Mientras se paseaba con su hijo en brazos frente a la habitación de su mujer, al duque no le cabía el corazón en el pecho de lo orgulloso que estaba. Pasados los cuarenta años, había visto como a todos sus amigos duques y condes engendrar herederos. Algunos habían tenido que ver nacer varias hijas antes de la llegada del esperado varón pero, al final, todos se habían asegurado la línea sucesoria, que su sangre perduraría en las próximas generaciones de la alta sociedad británica.

Pero el duque de Hastings no. A pesar de que su mujer había conseguido concebir cinco hijos, sólo dos de esos embarazos llegaron a los nueve meses y, en ambos casos, los niños nacieron sin vida. Después del quinto embarazo, que acabó al quinto mes con un aborto en el que la madre perdió mucha sangre, todos los médicos comunicaron a los duques que no era aconsejable volver a intentar concebir. La vida de la duquesa corría peligro. Estaba demasiado débil y quizá, según los médicos, era demasiado mayor. El duque tendría que irse haciendo a la idea de que el ducado de Hastings dejaría de pertenecer a la familia Basset.

La duquesa, en cambio, Dios la bendiga, conocía perfectamente cuál era su papel y, después de un período de recuperación de seis meses, abrió la puerta que comunicaba los dos dormitorios, y el duque volvió a la búsqueda de un hijo.

Cinco meses después, la duquesa comunicó al duque que estaba embarazada. La euforia del primer momento quedó empañada por la firme decisión del duque de que nada, absolutamente nada, truncara este embarazo. A partir del mismo momento en que la duquesa tuvo la primera falta, se vio obligada a guardar cama. Un médico acudía a visitarla cada día y, hacia la mitad del embarazo, el duque localizó al mejor doctor de Londres y le ofreció un dineral para que abandonara su consulta y se trasladara a Clyvedon temporalmente.
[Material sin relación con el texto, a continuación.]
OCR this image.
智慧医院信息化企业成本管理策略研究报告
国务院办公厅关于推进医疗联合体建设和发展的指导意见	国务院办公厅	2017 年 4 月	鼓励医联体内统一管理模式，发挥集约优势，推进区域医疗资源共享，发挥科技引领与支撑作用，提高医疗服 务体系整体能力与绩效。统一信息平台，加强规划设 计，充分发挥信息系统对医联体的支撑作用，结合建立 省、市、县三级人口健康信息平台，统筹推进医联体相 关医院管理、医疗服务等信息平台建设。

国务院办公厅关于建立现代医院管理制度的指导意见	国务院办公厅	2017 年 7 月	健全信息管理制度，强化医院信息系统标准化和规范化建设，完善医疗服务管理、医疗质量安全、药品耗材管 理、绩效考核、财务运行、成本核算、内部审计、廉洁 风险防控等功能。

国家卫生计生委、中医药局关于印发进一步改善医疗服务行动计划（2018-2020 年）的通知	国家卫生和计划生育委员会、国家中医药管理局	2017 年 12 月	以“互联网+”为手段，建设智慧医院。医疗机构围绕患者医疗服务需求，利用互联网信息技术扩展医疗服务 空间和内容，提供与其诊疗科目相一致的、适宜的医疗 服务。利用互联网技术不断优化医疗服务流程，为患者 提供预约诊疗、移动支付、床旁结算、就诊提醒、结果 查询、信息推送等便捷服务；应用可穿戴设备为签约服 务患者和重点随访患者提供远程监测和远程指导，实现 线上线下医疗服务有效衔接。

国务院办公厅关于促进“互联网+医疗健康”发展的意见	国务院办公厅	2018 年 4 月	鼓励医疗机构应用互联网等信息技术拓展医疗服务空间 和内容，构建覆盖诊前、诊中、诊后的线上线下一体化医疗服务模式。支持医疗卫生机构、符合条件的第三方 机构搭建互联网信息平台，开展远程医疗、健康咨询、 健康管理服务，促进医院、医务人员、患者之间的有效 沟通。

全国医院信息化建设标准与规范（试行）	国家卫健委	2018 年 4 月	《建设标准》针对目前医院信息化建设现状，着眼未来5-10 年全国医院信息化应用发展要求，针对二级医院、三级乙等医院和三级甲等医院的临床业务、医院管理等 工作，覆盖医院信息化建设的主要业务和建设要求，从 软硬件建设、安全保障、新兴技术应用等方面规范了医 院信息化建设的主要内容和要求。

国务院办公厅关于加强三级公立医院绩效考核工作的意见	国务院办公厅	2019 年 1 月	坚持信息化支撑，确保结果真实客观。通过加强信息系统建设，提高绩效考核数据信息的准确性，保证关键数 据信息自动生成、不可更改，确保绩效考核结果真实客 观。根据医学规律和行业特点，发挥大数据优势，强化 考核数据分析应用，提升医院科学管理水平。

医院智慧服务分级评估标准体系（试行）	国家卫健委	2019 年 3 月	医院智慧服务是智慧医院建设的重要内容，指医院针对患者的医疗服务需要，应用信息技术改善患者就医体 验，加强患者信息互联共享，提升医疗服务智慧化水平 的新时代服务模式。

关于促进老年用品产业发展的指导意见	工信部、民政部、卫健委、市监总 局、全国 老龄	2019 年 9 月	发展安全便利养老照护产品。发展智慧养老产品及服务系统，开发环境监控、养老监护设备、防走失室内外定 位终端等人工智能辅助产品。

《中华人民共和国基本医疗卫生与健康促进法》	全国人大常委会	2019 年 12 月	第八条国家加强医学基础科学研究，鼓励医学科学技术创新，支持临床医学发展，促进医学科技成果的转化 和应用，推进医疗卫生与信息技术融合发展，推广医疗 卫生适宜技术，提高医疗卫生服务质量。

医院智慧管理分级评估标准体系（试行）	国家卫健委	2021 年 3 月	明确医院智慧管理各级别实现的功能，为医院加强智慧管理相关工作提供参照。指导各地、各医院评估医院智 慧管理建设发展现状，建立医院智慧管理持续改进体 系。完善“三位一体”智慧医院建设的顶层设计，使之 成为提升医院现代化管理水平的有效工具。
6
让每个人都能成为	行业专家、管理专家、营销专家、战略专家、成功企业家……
Esta vez, el duque no estaba dispuesto a correr ningún riesgo. Tendría ese hijo y el ducado quedaría en la familia Basset.

La duquesa empezó a tener dolores al octavo mes y las enfermeras le colocaron almohadas debajo de la cadera. El doctor Stubbs les explicó que la gravedad haría que el niño se mantuviera dentro. Al duque le pareció un argumento lógico y, cuando el doctor se marchaba por las noches, colocaba otra almohada, dejándola formando un ángulo de veinte grados. Y así permaneció durante un mes.